The Federal Emergency Management Agency will hold a conference call to discuss plans for Earl at 11:30 a.m. New York time.
In 2003, Hurricane Isabel struck the Outer Banks as a Category 2 storm, killing at least 16 people and causing $3.4 billion of damage, half of it to insured property, according to the center.
Hurricane Fran was a major hurricane when it hit North Carolina in 1996, causing $1.6 billion of damage to insured property, the bulk of it there and in Virginia, according to National Hurricane Center records.
Earl’s winds have reached the same intensity as Danielle at its peak. Danielle late yesterday weakened to 70 mph over the North Atlantic as it became a post-tropical storm, an indication it no longer derives its energy from warm waters. Earl’s tropical storm-force winds extend up to 200 miles from its eye and hurricane-force winds reach 70 miles.
Earl is being followed across the Atlantic by Tropical Storm Fiona, which formed yesterday and remained a “weak” system today with sustained winds of 40 mph, the hurricane center said.
Fiona is 500 miles east of the Leeward Islands heading west-northwest at 24 mph, the center said at 8 a.m. Miami time. The storm is predicted to pass to the northeast on a course between Bermuda and the U.S. East Coast. A hit on Bermuda remains a possibility, graphics on the center’s website show.
Tropical storm watches, which indicate such conditions are expected within two days, were issued today for Antigua, Barbuda, Montserrat, St. Kitts, Nevis, Anguilla, Saba and St. Eustatius. A tropical storm warning is in place for St. Martin and St.
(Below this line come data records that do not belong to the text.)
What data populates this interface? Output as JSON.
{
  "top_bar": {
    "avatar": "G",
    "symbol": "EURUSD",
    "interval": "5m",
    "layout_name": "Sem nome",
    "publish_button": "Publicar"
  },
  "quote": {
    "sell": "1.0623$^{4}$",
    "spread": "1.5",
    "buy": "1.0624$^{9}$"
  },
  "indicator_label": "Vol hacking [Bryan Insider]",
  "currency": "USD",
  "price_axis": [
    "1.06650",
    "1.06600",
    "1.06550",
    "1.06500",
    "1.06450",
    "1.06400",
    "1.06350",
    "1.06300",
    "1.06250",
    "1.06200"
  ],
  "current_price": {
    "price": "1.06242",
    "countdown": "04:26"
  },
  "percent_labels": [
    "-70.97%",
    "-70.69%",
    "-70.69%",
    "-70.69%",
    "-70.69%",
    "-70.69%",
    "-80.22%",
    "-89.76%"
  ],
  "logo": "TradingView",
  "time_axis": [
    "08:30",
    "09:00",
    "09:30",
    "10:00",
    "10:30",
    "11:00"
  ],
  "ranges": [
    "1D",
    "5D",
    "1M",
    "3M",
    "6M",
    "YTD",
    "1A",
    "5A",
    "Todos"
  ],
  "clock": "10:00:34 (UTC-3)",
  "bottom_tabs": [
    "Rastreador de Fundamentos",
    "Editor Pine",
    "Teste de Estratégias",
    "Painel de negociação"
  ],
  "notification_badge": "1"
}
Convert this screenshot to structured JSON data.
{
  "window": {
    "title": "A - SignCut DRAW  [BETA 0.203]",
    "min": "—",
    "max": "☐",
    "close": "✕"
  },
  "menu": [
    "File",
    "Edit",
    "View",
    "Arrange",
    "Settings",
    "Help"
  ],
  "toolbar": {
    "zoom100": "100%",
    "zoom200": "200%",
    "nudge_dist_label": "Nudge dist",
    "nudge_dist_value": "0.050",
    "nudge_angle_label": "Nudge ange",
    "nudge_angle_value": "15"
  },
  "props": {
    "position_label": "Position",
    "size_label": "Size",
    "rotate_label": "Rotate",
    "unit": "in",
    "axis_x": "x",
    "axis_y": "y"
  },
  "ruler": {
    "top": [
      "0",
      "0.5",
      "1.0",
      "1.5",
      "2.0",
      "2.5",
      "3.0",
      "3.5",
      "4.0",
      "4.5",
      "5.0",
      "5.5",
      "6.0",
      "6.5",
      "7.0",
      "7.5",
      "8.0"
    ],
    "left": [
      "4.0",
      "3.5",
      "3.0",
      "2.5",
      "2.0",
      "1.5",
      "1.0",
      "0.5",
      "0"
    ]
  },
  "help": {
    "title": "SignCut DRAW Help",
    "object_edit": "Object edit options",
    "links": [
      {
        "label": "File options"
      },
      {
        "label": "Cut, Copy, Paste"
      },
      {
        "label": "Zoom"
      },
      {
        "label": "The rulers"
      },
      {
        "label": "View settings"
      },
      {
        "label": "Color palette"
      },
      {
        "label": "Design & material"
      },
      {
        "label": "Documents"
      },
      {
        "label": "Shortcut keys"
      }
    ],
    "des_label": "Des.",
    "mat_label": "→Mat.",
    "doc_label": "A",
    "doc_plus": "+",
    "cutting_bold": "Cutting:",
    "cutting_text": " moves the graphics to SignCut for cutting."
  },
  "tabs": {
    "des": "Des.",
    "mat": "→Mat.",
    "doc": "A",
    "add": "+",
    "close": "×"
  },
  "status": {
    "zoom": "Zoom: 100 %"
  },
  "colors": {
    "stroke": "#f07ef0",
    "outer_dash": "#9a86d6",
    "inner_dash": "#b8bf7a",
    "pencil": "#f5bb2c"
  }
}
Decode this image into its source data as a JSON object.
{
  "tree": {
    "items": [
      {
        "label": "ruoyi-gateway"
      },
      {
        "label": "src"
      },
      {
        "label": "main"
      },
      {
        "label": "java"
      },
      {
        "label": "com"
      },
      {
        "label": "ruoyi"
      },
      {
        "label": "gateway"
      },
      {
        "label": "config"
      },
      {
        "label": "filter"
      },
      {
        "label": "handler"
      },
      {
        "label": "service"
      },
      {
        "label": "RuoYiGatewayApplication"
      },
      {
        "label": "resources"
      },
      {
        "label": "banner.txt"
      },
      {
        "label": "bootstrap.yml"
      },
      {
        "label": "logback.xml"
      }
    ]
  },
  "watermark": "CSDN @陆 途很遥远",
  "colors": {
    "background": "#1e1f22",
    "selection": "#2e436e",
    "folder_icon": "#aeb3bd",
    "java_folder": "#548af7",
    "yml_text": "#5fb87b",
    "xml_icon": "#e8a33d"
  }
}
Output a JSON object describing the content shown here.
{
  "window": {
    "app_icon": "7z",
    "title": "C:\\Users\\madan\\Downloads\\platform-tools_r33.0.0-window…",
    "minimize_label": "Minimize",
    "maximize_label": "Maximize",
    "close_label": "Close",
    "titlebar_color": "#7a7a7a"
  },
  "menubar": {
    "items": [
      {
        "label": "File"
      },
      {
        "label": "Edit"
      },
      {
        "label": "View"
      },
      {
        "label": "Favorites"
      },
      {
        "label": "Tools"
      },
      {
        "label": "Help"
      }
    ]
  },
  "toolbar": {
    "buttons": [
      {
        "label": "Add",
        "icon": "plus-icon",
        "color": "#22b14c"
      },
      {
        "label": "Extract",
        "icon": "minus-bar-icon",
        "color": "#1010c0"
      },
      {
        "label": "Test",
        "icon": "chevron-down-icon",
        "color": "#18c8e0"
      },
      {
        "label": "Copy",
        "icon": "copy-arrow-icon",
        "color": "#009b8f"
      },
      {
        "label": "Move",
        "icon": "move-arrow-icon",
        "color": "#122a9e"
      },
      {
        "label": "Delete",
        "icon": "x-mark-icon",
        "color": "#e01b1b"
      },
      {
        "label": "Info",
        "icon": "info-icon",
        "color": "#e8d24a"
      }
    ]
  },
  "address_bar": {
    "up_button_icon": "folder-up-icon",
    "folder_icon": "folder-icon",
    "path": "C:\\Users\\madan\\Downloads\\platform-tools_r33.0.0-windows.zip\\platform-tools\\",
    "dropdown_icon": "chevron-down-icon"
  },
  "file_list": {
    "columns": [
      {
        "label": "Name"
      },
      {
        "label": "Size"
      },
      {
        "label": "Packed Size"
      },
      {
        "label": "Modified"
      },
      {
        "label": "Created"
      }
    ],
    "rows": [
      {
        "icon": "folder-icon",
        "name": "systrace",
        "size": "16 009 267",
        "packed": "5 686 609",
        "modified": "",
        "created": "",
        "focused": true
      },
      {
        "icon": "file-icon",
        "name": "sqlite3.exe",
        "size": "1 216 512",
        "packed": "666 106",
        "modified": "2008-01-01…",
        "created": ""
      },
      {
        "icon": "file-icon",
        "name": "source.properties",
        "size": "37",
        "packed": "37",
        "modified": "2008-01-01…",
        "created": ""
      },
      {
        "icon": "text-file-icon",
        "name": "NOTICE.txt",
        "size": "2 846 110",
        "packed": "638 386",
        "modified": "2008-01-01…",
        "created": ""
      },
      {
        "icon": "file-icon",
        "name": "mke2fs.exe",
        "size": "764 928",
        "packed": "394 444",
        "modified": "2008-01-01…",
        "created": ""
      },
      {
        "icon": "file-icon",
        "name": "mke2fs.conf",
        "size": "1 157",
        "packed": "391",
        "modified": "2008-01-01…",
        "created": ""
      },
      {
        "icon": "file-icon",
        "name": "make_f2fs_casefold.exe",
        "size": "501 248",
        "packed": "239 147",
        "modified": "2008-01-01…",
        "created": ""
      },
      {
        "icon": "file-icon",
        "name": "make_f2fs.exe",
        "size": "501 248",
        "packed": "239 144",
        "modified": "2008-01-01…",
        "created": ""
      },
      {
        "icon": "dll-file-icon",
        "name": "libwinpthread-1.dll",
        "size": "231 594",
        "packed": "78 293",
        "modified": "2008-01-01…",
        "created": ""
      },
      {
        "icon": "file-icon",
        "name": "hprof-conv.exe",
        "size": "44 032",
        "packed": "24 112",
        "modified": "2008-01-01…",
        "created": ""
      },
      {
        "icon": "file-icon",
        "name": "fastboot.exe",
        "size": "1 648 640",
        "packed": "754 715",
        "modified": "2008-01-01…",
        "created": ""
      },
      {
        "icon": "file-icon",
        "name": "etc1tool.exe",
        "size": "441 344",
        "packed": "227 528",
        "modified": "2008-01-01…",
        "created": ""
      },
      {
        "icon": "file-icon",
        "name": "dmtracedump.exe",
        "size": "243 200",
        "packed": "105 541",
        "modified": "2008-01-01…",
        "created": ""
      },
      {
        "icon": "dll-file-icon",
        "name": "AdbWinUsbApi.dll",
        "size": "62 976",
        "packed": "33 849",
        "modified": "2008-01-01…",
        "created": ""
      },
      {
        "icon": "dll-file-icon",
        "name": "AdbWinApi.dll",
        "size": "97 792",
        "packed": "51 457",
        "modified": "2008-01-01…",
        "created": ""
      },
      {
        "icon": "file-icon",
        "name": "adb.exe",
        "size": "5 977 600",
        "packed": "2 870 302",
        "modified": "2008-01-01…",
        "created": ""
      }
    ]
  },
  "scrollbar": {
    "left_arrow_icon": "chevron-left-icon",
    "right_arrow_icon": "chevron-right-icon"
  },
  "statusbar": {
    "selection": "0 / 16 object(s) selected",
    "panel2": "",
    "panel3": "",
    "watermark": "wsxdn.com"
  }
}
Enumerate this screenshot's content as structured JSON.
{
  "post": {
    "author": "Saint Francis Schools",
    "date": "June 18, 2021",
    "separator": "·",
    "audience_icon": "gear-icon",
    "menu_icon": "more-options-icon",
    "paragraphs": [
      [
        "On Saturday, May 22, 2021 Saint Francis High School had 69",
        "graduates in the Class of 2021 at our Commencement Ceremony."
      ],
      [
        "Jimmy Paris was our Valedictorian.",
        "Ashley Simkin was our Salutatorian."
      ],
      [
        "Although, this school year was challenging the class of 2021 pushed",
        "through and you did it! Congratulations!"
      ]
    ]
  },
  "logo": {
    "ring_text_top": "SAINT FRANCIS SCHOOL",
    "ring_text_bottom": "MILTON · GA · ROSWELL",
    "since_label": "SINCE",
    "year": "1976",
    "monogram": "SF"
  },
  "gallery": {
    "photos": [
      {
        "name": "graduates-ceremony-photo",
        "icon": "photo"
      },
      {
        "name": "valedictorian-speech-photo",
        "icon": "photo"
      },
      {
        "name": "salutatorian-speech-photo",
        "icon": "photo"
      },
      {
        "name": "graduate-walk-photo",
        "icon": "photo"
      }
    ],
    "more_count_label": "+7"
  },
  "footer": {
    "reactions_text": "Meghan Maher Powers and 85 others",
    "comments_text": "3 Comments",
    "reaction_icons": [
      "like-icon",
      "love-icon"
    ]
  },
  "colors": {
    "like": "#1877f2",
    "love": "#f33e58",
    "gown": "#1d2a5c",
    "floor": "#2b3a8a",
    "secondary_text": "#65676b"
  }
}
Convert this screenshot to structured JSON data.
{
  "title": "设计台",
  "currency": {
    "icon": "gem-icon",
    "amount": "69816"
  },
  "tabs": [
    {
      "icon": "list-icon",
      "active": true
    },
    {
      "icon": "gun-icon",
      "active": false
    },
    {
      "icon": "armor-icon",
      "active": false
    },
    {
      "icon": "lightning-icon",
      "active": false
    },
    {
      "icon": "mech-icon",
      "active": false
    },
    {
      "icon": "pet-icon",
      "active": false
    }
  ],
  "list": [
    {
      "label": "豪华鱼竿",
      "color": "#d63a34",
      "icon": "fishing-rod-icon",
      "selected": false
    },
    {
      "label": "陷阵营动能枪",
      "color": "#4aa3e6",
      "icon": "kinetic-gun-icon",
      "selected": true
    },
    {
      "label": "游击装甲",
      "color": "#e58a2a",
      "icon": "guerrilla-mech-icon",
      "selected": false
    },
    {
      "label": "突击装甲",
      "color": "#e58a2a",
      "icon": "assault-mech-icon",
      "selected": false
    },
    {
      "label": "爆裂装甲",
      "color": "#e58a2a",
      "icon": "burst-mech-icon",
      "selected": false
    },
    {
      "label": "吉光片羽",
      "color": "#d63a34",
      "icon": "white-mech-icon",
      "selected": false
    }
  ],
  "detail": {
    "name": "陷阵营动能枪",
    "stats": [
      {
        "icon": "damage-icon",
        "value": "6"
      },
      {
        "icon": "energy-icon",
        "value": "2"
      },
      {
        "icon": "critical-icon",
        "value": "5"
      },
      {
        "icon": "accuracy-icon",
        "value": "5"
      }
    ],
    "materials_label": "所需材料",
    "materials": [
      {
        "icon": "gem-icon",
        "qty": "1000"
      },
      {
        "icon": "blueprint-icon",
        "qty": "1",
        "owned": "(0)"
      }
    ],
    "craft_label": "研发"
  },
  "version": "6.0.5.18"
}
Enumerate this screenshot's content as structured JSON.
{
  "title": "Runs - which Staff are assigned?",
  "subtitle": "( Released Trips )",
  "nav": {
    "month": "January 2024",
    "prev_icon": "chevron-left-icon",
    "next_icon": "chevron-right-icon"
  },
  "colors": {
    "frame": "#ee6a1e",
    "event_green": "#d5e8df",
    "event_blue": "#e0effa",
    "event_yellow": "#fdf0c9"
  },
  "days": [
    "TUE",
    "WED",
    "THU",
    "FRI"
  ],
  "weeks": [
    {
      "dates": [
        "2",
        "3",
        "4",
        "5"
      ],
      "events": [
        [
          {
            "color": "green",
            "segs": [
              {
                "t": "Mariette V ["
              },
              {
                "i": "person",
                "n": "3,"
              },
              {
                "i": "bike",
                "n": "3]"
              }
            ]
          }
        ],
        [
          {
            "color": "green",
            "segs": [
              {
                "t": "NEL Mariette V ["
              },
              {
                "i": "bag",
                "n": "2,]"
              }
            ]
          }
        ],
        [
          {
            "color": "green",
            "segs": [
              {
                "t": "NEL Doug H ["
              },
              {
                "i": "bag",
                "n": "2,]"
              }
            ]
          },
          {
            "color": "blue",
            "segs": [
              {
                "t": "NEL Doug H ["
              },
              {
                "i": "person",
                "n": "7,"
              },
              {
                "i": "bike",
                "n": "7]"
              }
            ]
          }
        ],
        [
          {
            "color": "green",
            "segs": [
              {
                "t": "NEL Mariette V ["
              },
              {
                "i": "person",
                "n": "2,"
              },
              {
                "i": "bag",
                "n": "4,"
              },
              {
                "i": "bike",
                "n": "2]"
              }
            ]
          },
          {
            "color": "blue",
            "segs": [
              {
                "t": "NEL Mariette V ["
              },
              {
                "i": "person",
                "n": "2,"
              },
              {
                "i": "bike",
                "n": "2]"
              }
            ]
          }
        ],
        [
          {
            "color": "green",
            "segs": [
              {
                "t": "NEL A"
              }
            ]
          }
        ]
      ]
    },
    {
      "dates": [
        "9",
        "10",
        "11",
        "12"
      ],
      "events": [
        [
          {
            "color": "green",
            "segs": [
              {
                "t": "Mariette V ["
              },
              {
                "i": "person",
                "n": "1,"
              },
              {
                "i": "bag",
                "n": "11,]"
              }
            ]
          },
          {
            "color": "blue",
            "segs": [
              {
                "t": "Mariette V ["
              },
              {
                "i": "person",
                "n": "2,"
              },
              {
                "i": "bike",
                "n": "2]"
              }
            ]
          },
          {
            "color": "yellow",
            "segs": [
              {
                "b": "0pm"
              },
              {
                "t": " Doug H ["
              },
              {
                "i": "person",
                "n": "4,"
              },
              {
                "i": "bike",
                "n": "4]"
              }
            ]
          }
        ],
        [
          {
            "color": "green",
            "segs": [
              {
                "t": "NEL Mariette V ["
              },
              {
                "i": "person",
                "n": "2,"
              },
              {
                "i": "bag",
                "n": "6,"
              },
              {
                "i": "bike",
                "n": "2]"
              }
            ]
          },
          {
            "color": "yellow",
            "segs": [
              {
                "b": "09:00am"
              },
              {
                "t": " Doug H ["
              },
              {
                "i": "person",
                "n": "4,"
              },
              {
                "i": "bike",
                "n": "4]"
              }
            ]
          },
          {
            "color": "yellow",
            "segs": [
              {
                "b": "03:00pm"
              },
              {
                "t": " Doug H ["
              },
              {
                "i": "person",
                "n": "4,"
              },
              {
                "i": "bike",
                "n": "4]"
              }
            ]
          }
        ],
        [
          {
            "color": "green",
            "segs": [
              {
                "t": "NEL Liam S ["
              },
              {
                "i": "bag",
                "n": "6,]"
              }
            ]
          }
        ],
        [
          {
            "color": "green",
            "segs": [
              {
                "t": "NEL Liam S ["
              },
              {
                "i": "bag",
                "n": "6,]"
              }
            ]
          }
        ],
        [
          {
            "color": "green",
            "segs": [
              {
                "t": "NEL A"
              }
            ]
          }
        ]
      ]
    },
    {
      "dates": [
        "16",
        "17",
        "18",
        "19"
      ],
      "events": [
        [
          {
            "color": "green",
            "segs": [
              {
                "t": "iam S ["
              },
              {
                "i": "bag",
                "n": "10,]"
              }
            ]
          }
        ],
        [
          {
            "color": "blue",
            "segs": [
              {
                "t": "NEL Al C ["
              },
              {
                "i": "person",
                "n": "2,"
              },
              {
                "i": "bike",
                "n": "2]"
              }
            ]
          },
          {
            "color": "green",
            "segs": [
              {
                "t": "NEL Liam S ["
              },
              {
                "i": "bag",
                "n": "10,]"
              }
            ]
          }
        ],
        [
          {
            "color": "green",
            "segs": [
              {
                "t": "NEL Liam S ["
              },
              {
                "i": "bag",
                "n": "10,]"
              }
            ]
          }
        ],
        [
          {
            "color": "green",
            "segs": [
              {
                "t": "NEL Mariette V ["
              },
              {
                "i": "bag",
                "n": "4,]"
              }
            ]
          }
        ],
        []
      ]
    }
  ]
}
Barthelemy.
Earl blew the roofs off of buildings in Anguilla and destroyed at least one home in Antigua, according to an e-mailed report by Caribbean Risk Managers Ltd. Flooding also occurred on Antigua and 350 people were forced into shelters, according to the risk management company, based on Castries, Saint Lucia.
Tropical storm warnings were lifted for Puerto Rico and the U.S. and British Virgin Islands after Earl passed. The Turks and Caicos remain under a tropical-storm warning while the southeastern Bahamas are under a watch.
Hovensa LLC’s St. Croix refinery in the U.S. Virgin Islands operated although the island ports were shut as Earl passed to the east. The refinery sends finished products including heating oil and gasoline to the U.S. Gulf and East coasts, according to the company’s website.
“The outer rain bands of Hurricane Earl will continue to bring periods of torrential rainfall and tropical storm-force wind gusts across sections of Puerto Rico and the U.S. Virgin Islands through the morning hours,” the National Weather Service said in a local advisory at 6:24 a.m. Miami time. “Due to very saturated soils across the local islands, flash flooding as well as mudslides can be expected with the heavier showers.”
The Atlantic hurricane season runs from June through November, with the coming weeks usually the most active.